Colombia, the largest supplier of cocaine to the U.S., is increasing anti-drug operations in coordination with its South American neighbors as its production of the narcotic falls to a two-decade low, the nation’s top anti-drug official said.
Colombia is developing plans for near-simultaneous strikes with neighbors including Peru and Ecuador on drug crops and hidden laboratories in border areas, General Luis Alberto Perez Alvaran said yesterday in an interview in Bogota.
“It affects traffickers in both countries,” he said. “We have border areas with illicit crops on both sides.”
Colombia has intensified attacks against drug-funded guerrilla groups that process and export the cocaine –including in disposable submersibles. The government wants to push production of the narcotic down by 25 tons to about 320 tons this year while shrinking the area where rebels and crime organizations grow coca leaves, the main ingredient in cocaine.
The government already is working with neighboring countries to capture traffickers, track the ingredients used to process cocaine and find the location of processing laboratories, Perez Alvaran said from his headquarters near an airfield. Concern about slowing global economies hasn’t affected demand for the drug in a market where the dollar remains the favored currency by traffickers, Perez Alvaran said.

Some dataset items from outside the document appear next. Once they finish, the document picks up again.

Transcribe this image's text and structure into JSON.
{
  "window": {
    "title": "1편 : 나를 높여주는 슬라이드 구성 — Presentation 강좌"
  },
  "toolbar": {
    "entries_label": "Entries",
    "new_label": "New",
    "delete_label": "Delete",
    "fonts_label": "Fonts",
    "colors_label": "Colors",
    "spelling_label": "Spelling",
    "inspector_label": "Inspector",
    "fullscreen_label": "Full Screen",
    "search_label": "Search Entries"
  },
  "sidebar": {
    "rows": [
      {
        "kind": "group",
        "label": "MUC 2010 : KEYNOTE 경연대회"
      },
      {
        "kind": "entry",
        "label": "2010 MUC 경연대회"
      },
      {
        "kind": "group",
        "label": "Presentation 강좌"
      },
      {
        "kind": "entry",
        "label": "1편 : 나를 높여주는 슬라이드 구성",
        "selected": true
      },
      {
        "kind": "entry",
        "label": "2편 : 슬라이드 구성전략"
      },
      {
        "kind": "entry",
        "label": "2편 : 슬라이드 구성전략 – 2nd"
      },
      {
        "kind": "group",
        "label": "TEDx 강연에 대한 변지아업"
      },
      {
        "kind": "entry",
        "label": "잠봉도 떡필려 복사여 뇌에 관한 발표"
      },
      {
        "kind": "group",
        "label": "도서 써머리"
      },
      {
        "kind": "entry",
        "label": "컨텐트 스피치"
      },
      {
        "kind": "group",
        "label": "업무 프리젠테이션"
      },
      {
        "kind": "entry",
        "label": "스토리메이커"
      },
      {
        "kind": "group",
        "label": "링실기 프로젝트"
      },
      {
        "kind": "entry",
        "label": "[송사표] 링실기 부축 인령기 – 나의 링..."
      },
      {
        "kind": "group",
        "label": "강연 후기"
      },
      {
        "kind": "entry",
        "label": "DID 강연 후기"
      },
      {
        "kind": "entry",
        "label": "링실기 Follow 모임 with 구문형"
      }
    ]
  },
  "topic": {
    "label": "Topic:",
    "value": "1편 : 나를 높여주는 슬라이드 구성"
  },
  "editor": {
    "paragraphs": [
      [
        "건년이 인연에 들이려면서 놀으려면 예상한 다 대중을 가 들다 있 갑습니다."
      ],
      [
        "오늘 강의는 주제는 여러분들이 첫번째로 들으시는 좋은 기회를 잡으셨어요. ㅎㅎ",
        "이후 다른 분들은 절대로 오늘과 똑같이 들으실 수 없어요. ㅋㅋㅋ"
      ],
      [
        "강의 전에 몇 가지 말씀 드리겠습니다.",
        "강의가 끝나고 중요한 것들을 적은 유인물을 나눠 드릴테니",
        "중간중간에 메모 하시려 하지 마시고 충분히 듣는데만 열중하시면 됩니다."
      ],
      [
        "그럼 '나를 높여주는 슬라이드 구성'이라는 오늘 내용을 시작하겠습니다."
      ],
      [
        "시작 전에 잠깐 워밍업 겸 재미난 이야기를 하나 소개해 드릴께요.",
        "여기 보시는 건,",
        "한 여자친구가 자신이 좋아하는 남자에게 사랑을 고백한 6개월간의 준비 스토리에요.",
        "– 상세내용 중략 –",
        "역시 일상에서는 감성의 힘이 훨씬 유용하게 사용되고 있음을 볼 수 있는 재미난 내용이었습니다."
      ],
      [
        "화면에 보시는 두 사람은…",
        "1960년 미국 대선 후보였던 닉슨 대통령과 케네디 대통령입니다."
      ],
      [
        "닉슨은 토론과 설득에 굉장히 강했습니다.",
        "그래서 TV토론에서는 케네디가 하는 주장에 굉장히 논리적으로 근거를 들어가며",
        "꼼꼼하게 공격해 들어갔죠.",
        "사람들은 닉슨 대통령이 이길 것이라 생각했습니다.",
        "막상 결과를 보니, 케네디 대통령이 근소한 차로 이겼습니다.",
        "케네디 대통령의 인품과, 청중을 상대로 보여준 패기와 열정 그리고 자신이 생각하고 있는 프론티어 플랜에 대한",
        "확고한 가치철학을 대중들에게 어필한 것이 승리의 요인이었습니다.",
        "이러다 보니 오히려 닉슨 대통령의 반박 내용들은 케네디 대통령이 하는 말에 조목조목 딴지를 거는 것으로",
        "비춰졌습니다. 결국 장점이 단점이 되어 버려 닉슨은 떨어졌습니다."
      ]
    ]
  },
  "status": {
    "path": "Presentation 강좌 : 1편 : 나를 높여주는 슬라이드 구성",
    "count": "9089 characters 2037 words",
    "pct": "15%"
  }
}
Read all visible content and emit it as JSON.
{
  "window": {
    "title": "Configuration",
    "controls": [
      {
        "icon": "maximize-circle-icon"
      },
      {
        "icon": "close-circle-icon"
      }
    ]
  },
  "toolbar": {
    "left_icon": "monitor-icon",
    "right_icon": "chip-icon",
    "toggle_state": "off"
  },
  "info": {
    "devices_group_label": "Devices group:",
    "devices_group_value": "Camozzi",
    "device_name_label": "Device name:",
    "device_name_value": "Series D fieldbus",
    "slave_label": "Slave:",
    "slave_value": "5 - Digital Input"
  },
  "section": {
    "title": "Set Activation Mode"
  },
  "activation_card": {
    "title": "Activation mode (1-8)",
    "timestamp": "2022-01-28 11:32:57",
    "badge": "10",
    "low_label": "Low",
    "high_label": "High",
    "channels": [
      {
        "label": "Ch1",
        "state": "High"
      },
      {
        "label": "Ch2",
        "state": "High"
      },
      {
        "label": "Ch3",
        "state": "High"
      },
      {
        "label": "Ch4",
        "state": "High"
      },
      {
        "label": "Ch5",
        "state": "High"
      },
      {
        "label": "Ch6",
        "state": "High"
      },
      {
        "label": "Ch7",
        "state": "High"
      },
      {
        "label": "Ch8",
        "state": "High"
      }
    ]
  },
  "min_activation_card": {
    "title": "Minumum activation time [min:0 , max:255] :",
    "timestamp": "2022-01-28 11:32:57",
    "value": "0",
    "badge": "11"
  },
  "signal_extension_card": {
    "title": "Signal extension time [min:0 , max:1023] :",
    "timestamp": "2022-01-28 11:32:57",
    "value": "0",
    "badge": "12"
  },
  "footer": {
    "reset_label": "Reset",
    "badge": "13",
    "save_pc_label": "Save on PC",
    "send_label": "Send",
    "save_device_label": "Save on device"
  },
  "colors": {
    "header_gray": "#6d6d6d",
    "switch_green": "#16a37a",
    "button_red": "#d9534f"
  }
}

Colombia is targeting areas near its borders that are among the last strongholds for cocaine production because thick jungle in many areas helps provide camouflage for labs and makes access by the military difficult. Because the government doesn’t spray pesticides near its borders, coca plants have to be manually pulled out by the root in border areas often dotted with landmines, Perez Alvaran said.
Colombia wants to cut the total area planted with coca to less than 50,000 hectares (124,000 acres) this year from as much as 64,000 hectares last year and 165,000 hectares in 2000. The goal is less than 30,000 hectares in 2014, he said.
Across Colombia, the nation’s police will begin increasing their presence in areas where coca has been eradicated to prevent the drug from being replanted, he said. Planted areas have become smaller, making it tougher to locate and eradicate them, especially in areas defended by guerrillas and criminal groups.
“It’s really difficult to move our troops to those sites,” Perez Alvaran said.
About 90 percent of cocaine in the U.S. originated in Colombia, according to a June 2011 United Nations’ report. Declines in the nation’s output reduced global cocaine production even as supplies grew from Peru and Bolivia. The three nations produced 100 percent of global supplies of coca leaf for a global cocaine market worth about $85 billion in 2009.